Another survey found that 51% of U.S. adults couldn’t accurately identify at least one of the following terms: premium, deductible or copay. One in eight didn’t realize a deductible is the money a consumer owes before an insurance company will start making payments.

This is particularly frightening at a time when a recent Federal Reserve report found that 46% of Americans would struggle to meet an emergency expense of $400. The University of Michigan’s study analyzed medical claims for 7.3 million hospitalizations using 2009-2013 data from Aetna, UnitedHealthcare and Humana insurance companies.

These last studies are a few years old but the recent data supports the same analysis, concerns, and conclusions.
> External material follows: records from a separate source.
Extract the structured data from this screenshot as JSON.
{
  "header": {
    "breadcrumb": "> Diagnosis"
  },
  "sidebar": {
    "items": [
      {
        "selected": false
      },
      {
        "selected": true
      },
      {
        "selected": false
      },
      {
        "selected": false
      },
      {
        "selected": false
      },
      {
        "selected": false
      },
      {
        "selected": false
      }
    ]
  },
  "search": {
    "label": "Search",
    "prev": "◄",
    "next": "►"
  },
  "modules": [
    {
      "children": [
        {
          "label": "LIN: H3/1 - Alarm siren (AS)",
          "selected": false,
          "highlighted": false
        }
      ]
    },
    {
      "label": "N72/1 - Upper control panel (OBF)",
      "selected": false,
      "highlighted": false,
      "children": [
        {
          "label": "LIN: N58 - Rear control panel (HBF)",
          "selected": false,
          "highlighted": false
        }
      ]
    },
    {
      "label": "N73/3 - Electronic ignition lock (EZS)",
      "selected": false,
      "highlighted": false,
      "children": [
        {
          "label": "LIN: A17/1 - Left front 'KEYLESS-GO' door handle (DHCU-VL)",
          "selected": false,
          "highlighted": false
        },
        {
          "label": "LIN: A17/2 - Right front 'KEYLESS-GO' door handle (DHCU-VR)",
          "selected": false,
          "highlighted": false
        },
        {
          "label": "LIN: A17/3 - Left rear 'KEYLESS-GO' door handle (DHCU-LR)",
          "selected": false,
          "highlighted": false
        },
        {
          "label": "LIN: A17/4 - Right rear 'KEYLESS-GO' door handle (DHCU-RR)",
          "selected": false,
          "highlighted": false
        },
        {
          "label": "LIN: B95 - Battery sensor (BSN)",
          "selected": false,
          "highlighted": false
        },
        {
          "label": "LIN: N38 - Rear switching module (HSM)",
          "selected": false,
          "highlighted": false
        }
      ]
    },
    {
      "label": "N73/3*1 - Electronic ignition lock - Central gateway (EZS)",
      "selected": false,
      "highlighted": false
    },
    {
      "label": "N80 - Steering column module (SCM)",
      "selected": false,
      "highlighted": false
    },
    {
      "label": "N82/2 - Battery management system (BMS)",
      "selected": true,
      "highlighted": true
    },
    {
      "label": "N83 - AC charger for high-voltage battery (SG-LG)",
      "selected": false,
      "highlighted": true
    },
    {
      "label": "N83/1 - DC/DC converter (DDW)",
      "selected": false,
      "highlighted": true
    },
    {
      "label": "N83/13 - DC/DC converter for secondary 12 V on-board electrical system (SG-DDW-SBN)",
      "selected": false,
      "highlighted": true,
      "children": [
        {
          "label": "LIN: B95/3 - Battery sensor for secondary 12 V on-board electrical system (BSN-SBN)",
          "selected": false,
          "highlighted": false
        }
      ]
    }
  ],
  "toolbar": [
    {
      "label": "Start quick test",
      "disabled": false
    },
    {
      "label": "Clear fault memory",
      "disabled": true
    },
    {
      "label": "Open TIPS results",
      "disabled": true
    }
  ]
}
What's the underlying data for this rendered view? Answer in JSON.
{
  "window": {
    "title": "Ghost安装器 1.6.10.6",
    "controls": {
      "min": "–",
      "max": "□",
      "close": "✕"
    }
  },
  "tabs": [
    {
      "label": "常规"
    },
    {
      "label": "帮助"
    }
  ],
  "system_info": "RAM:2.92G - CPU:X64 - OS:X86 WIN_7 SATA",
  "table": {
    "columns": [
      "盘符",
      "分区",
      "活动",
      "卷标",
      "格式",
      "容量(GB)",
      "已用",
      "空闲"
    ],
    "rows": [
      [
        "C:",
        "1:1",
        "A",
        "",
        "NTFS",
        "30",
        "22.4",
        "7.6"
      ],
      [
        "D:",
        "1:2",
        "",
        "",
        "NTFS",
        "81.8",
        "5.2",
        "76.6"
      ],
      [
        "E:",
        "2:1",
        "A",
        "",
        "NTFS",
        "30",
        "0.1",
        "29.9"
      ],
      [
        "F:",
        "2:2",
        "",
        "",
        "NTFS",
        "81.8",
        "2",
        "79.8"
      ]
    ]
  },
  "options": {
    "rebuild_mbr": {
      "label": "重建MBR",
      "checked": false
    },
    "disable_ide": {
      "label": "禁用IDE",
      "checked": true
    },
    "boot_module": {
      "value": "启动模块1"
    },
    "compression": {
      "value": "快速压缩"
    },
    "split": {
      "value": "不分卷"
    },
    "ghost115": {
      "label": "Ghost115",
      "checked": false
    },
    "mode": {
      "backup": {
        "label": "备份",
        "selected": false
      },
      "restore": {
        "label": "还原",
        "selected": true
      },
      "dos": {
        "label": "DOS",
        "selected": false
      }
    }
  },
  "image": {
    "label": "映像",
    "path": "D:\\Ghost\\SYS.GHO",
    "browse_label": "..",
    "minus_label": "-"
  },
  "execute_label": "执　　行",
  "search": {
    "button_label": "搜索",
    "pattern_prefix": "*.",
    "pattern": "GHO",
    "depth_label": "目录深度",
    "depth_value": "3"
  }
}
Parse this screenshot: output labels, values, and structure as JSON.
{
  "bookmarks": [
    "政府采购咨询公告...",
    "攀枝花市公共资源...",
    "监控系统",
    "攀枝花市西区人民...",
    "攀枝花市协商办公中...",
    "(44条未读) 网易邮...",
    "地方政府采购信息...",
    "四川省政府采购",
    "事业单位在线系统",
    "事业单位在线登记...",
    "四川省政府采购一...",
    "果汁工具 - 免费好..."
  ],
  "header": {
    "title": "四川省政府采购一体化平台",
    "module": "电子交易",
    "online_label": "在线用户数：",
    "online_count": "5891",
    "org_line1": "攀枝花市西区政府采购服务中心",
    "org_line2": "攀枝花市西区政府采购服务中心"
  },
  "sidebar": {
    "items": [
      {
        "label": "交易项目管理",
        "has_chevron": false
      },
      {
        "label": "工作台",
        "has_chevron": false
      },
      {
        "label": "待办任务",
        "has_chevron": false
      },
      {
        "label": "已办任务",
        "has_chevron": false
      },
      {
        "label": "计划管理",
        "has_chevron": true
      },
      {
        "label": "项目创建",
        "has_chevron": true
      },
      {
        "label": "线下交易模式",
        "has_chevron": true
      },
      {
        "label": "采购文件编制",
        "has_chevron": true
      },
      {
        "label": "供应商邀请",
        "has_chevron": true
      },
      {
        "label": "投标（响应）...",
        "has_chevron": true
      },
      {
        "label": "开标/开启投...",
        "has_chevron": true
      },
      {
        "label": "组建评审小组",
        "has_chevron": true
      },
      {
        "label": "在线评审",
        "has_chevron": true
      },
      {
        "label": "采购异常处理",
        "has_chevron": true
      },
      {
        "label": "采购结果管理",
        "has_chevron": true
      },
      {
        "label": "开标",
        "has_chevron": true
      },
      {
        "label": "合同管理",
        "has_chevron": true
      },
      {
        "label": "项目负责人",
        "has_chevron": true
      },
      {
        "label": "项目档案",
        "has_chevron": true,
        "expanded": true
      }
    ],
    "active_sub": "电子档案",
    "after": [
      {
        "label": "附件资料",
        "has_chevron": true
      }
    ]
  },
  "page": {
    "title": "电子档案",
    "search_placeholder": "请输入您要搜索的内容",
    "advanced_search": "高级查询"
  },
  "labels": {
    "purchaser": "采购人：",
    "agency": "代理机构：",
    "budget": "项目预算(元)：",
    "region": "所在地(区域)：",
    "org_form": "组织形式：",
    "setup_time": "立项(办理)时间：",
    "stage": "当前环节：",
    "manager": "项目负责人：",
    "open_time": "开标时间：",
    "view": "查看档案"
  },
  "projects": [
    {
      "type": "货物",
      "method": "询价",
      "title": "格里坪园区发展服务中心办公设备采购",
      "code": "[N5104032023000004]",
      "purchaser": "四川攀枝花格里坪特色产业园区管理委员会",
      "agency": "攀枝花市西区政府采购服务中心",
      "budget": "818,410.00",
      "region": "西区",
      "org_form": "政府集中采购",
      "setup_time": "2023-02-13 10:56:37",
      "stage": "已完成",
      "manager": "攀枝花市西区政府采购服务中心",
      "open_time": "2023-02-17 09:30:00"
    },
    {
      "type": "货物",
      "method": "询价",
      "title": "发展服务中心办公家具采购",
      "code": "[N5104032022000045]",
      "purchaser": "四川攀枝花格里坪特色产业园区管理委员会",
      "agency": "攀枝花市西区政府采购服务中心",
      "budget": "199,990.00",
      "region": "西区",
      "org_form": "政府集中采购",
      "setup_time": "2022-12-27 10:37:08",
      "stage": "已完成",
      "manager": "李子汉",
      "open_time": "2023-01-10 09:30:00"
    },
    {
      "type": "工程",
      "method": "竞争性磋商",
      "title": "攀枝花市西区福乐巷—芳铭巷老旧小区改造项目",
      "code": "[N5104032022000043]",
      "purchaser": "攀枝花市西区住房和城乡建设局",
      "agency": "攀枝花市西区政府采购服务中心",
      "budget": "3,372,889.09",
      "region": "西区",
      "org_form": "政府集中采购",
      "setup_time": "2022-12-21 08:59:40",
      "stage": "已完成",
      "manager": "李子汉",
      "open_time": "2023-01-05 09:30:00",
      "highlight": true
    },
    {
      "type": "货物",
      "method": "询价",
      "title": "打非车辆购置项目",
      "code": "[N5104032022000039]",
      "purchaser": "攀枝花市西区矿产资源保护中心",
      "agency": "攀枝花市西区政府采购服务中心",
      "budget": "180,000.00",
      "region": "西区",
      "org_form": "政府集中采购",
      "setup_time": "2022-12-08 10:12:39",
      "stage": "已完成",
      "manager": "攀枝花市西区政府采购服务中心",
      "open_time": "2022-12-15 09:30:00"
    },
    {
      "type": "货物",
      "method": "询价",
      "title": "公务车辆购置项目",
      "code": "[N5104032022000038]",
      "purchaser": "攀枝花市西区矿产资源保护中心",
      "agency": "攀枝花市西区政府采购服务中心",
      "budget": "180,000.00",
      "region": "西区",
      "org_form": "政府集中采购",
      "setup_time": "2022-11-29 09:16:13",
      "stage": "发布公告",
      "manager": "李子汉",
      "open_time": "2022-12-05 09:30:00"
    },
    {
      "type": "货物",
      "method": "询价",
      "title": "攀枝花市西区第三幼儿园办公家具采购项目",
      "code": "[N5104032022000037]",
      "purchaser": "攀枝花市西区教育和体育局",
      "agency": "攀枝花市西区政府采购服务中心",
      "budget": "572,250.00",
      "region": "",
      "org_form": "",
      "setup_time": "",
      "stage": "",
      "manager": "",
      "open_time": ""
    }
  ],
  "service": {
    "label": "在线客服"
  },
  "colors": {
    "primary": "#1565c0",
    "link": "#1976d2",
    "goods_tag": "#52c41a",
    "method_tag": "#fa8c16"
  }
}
And the other part of the problem or equation is that due to the cost of care, huge deductibles and the large outlay of personal funds for their care we are finding more and more patients delaying their diagnoses and therefore care. Sometimes this leads to even larger cost to the patient, now including expensive chemo or immunotherapy, where if the patients were seen at an earlier stage of disease health care would be less costly and there would be a higher success rate of treatment and cure.

There must be a better system where we can actually care for our patients and improve long-term survival and the quality of care that we give to each and every patient, present and in future.